[Editor's note: This post is apart of our My Sister's Keeper Project to promote mental he...
[Editor's note: This post is apart of our My Sister's Keeper Project to promote mental health and emotional wellness among Black women.]
I’ve been through the valleys of addiction, self-loathing, guilt and depression. I tried to dress the valley up, adorn it and make it sexy. It was the least I could do. I didn’t have the social boldness to risk making everyone uncomfortable by freely admitting my confusion. I was addicted to being a victim of my circumstances; addicted to being misunderstood and judged. Secretly, believing that whatever I did was not good enough, that people would not like me if I really expressed myself and that I was selfish, lazy and incompetent. Unconsciously creating the same destructive situations in my life by clinging to crippling, naive ideas. Wanting to mean something…to stand for something… but finding nothing but lack and artificial dreams that I’d stolen from others. So much darkness and misdirection behind the closed doors of shame. Nowhere else to go. Swallowed up.

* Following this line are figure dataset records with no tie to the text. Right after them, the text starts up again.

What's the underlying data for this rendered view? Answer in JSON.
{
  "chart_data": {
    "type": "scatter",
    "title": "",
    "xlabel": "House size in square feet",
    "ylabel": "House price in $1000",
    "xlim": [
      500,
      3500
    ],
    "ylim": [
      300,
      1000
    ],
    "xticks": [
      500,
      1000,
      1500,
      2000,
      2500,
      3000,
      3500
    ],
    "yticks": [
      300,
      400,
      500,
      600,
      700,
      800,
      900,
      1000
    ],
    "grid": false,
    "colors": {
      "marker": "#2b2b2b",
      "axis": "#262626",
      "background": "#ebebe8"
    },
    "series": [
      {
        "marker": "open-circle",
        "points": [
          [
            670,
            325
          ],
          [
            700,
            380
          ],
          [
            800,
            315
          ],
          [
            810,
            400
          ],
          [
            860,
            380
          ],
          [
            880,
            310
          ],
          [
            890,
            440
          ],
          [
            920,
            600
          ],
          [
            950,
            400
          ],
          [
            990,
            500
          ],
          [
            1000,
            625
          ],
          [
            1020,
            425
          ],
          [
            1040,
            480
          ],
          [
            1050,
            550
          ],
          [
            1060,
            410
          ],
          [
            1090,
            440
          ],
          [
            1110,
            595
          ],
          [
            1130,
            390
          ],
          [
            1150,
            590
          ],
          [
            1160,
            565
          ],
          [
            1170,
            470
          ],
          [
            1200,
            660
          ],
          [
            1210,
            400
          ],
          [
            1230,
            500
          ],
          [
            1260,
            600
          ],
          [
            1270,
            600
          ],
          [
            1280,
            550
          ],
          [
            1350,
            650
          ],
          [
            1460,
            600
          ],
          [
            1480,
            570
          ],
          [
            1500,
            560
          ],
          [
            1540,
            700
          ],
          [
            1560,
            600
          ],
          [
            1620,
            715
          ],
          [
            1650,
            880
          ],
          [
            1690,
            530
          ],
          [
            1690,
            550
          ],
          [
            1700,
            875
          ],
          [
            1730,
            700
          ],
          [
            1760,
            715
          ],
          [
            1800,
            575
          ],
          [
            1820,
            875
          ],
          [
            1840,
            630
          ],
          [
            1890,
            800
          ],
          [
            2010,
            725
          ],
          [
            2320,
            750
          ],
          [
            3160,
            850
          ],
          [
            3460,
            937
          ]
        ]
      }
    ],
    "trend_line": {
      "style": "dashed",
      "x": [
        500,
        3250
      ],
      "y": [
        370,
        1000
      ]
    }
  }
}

I had tried everything from drugs and alcohol to retail therapy and recklessness, and nothing altered my state of mind enough to ignore the pain. The safe haven of my dogmatic beliefs no longer validated my purpose for being alive. Without inward validation, I had searched for it in the world. And like any self-serving pusher, it gave it to me when it felt like it and took it away when I wanted it too much. Rejected by the world, aka Myself, I fell on my knees, searching for God, and I found truth. Curled up in a ball on the floor, begging for enlightenment, I found unconditional love. I found purpose in my suffering. I found an inner flame that would consume old beliefs and negative thinking to allow a new me to be born.
“It is most often suffering that kindles love,
loss that deepens understanding,
hurt that opens the eyes of the heart
that see forgiveness as a way of life and
peace of mind as our birthright.”
~ Fire in the Soul by Joan Borysenko, Ph.D.